Catenary

Entries from May 2009

Andy Ko and the semblance of objectivity in numbers

May 31, 2009 · 2 Comments

Andy Ko blogged yesterday about having a paper rejected at FSE, the Foundations of Software Engineering Conference, because it used qualitative research methods. His post includes depressing snippets from his reviews, and his replies are fitting and well worth reading:

Transforming empirical observations into numbers does NOT make them objective, nor does it prevent bias and misinterpretation.

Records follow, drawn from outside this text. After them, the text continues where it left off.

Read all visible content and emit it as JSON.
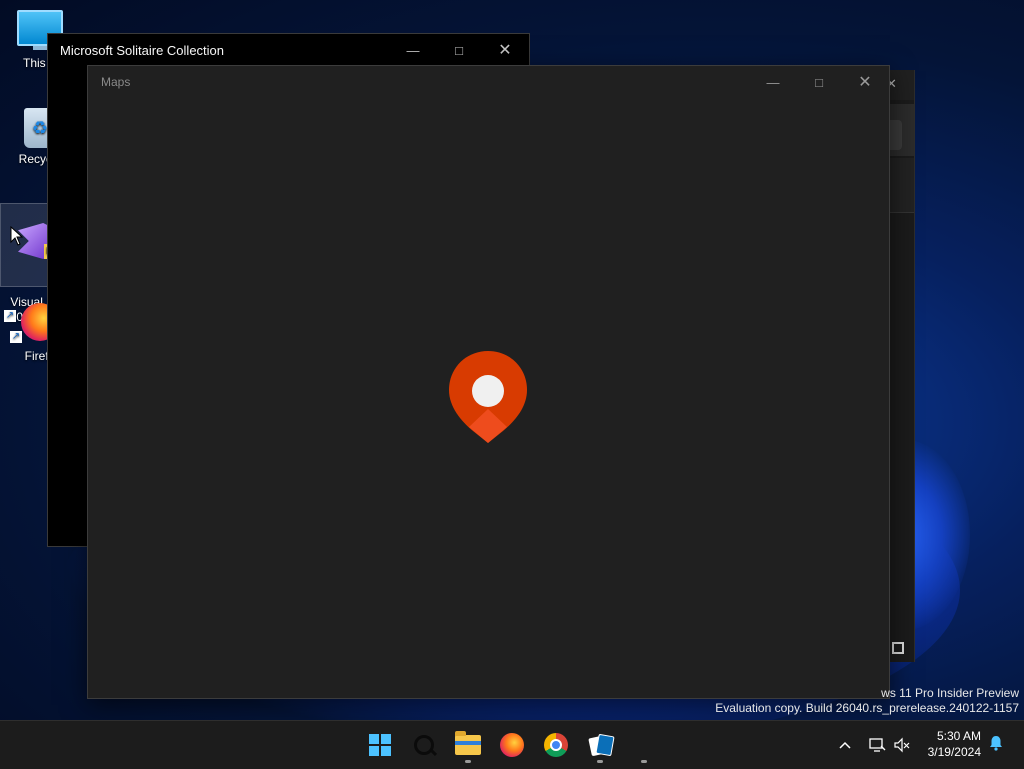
{
  "desktop": {
    "icons": [
      {
        "label": "This P"
      },
      {
        "label": "Recycle"
      },
      {
        "label": "Visual St\n2022 Pre"
      },
      {
        "label": "Firefo"
      }
    ],
    "icon_badge": "PR"
  },
  "solitaire_window": {
    "title": "Microsoft Solitaire Collection"
  },
  "maps_window": {
    "title": "Maps"
  },
  "watermark": {
    "line1": "ws 11 Pro Insider Preview",
    "line2": "Evaluation copy. Build 26040.rs_prerelease.240122-1157"
  },
  "taskbar": {
    "items": [
      "start",
      "search",
      "file-explorer",
      "firefox",
      "chrome",
      "solitaire"
    ]
  },
  "tray": {
    "time": "5:30 AM",
    "date": "3/19/2024"
  },
  "colors": {
    "accent": "#4cc2ff",
    "maps_pin": "#d83b01",
    "window_bg": "#202020"
  }
}
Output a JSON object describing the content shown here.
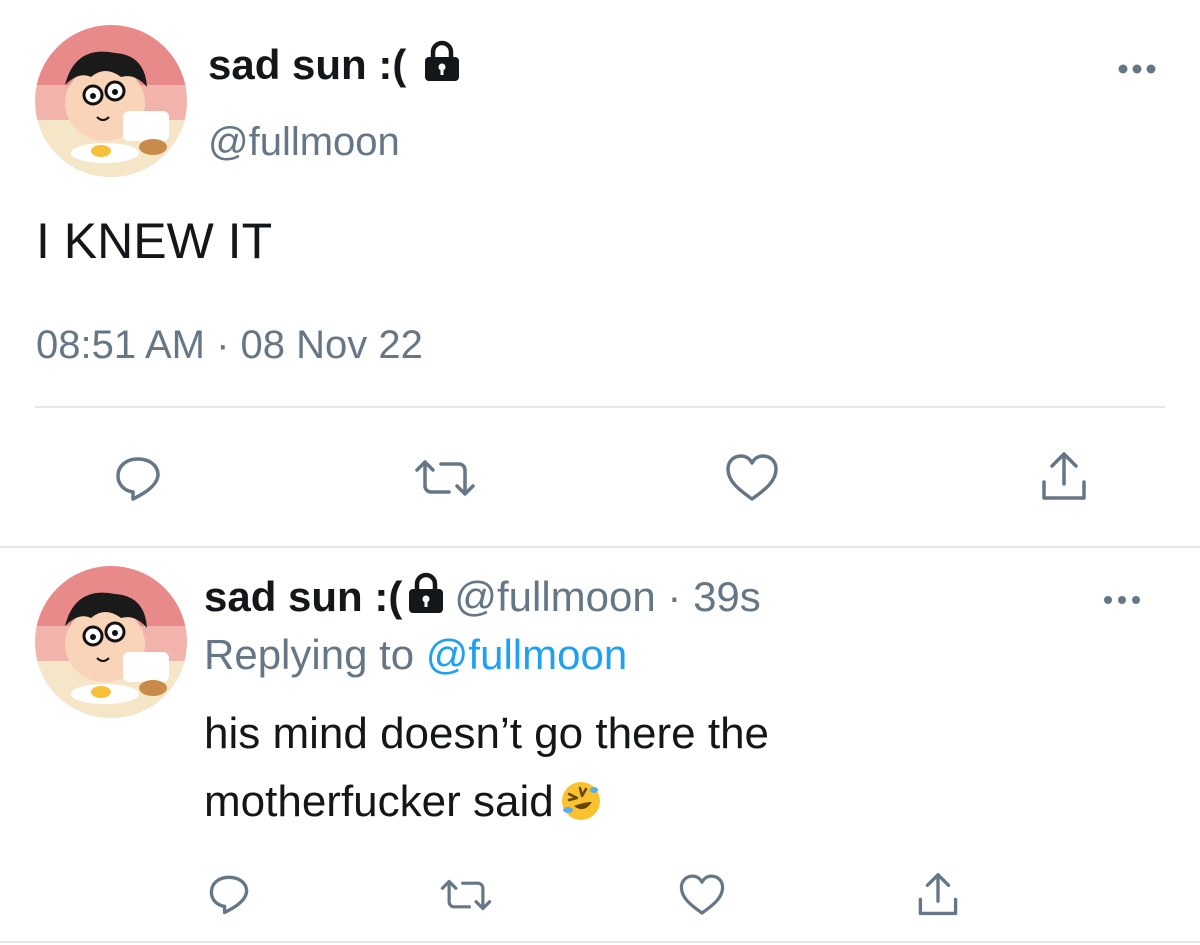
{
  "tweet": {
    "display_name": "sad sun :(",
    "handle": "@fullmoon",
    "text": "I KNEW IT",
    "timestamp": "08:51 AM · 08 Nov 22"
  },
  "reply": {
    "display_name": "sad sun :(",
    "meta": "@fullmoon · 39s",
    "replying_prefix": "Replying to",
    "replying_to": "@fullmoon",
    "text_line1": "his mind doesn’t go there the",
    "text_line2": "motherfucker said",
    "emoji": "rolling-on-floor-laughing-emoji"
  },
  "icons": {
    "lock": "lock-icon",
    "more": "more-horizontal-icon",
    "reply": "reply-icon",
    "retweet": "retweet-icon",
    "like": "heart-icon",
    "share": "share-icon"
  },
  "colors": {
    "text": "#14171a",
    "secondary": "#657786",
    "link": "#1da1f2",
    "divider": "#e1e8ed"
  }
}
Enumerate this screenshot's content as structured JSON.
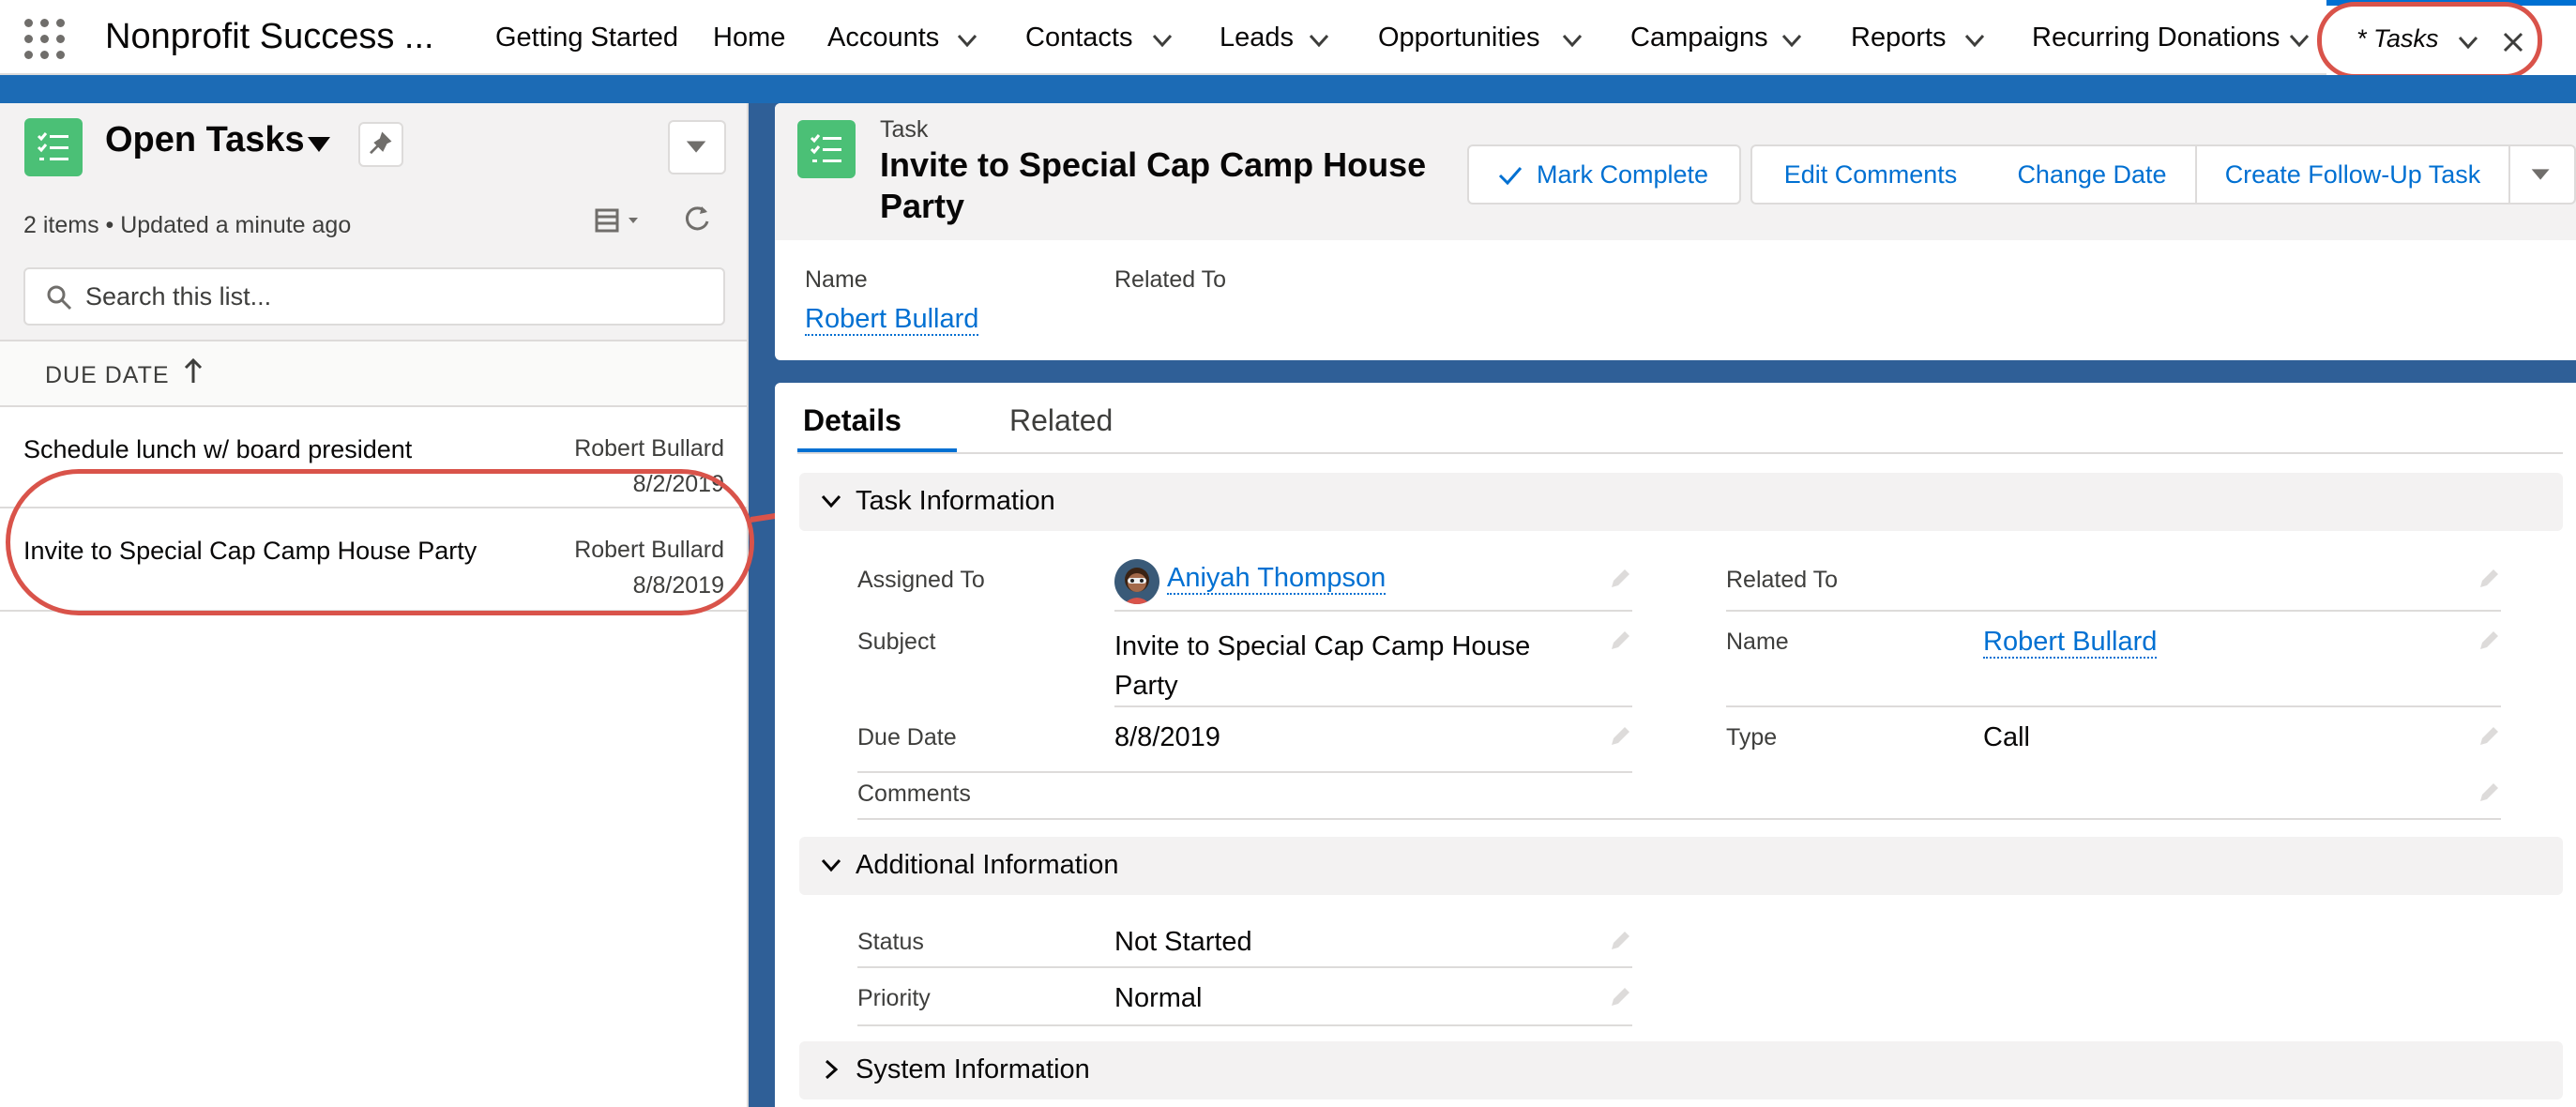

I’ve written about this before. As a community, our excessive focus on quantitative methods is preventing us from developing the right constructs to study. It’s a shame that when researchers address this fundamental problem they’re shot down by their peers.

Categories: Academia

Online climate simulator

May 30, 2009 · 1 Comment

C-Learn is a simplified online climate simulator you can use to play with possible CO2 emission scenarios. It may take you a few minutes to figure out how to change the input variables, and what do they mean exactly, but once you get the hang of it its a very sobering exercise.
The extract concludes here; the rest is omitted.